Не будь этого угадывания – мог бы Р. Гамзатов признаться в том,
Почти через сто лет после выхода пушкинского «Современника» на трибуну Первого съезда советских писателей вышел один из его участников в явно неевропейской одежде, чтобы поразить всех певучей речью в стихах и постукиванием по папахе, как по бубну. «На меня, – признался М. Горький в заключительной речи, – произвёл потрясающее впечатление ашуг Сулейман Стальский», который «сидя в президиуме, шептал, создавая свои стихи, затем он, Гомер XX века, изумительно прочёл их ( аплодисменты )».
В предсъездовский период Н. Тихонов, В. Луговской, П. Павленко объехали Дагестан в поисках неизвестных талантов, и этот метод погружения в национальную среду без каких-либо гарантий на положительный результат оказался эффективным: однажды Николай Семёнович, взыскательный создатель «Орды» и «Браги», назвал, не скрывая своего восхищения, аварского лирика Махмуда «кавказским Блоком».

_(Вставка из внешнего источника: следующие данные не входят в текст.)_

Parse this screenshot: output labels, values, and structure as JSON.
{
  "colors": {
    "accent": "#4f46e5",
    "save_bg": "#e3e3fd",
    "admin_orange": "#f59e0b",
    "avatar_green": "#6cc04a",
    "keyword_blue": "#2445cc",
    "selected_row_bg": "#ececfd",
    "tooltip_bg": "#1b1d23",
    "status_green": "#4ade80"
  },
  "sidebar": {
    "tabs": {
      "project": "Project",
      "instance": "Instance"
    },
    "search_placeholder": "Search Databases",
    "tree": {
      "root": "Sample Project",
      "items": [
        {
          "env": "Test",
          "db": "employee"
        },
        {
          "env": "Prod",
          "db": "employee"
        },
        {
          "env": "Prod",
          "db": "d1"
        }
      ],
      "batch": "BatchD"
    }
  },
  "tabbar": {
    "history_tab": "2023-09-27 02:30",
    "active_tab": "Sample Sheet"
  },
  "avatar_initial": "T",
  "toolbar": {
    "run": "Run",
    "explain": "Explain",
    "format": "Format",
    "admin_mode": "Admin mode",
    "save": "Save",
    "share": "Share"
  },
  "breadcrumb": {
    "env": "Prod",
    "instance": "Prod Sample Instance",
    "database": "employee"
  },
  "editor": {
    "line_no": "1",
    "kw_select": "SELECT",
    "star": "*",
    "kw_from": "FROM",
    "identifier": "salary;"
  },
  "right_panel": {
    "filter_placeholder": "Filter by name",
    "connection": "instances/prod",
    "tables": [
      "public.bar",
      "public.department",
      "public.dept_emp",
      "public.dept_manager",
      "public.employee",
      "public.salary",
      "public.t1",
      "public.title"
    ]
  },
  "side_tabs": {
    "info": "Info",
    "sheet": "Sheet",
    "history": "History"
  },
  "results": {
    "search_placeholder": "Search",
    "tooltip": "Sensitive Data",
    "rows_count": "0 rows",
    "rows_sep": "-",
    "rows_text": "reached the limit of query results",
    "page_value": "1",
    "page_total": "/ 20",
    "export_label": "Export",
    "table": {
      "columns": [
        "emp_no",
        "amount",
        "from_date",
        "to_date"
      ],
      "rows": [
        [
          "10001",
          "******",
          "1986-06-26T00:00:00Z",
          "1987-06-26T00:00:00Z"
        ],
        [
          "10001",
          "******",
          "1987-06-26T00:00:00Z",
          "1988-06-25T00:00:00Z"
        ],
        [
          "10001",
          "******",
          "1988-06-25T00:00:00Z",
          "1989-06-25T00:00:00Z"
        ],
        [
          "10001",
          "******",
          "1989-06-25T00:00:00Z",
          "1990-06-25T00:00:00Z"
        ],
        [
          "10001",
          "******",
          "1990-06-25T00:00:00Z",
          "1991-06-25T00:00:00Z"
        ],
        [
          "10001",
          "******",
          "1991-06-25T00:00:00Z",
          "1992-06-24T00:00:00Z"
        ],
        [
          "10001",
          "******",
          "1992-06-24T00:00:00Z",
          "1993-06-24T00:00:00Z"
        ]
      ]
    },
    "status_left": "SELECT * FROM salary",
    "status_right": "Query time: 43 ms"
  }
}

Завышенность горьковской и тихоновской оценок легко объяснима поэтическим преувеличением от увлечённости и заинтересованности, но она, безусловно, генеалогически связана с первоистоком – пушкинским камертоном, а изнутри воспринималась как воодушевляющая и стимулирующая: подобного рода великодушие несло в себе узнаваемую уважительно-куначескую участливость.
При составлении книги отца по его архивным материалам (Камиль Султанов. Избранное. Воспоминания. Статьи. Неизданное. Письма. Махачкала, 2011) меня больше всего поразила прямо-таки зашкаливающая степень неподдельного взаимного интереса представителей различных литератур. И не только в общесоюзном масштабе: в кулуарах Первого съезда дагестанских писателей (1934) впервые встретились литераторы, разделённые языковыми барьерами: «Лезгины не подозревали, что в высокогорном Хунзахе живёт поэт, ставший основоположником новой аварской литературы. Точно так же аварцы не имели представления о поэзии лезгинского крестьянина из аула Ашага-Стал, успевшего к тому времени создать множество стихов и песен». В те весенние дни впервые увиделись С. Стальский и Э. Капиев – не будь этой встречи, лезгинский поэт не стал бы затем всесоюзно известным, а Э. Капиев не написал бы своего «Поэта».
Показательных примеров неформального и деятельного интереса друг к другу в книге множество, но выберу только два. Ещё в довоенном и знаменитом МИФЛИ отец сдавал экзамен выдающемуся фольклористу и автору первого учебника по русскому фольклору Ю. Соколову. Когда Юрий Матвеевич узнал, что студент родом из Дагестана, то предложил посетить его дома. Оказалось, что профессор хотел уточнить собранные им сведения о дагестанских певцах и сказителях. Но «чем вызван такой интерес к горскому фольклору»? На недоумённый вопрос гостя последовал ответ: «Фольклором народов Северного Кавказа я интересуюсь со студенческих лет. Любовь к горцам и их народному творчеству привил мне мой учитель Всеволод Фёдорович Миллер – крупнейший знаток Осетии…».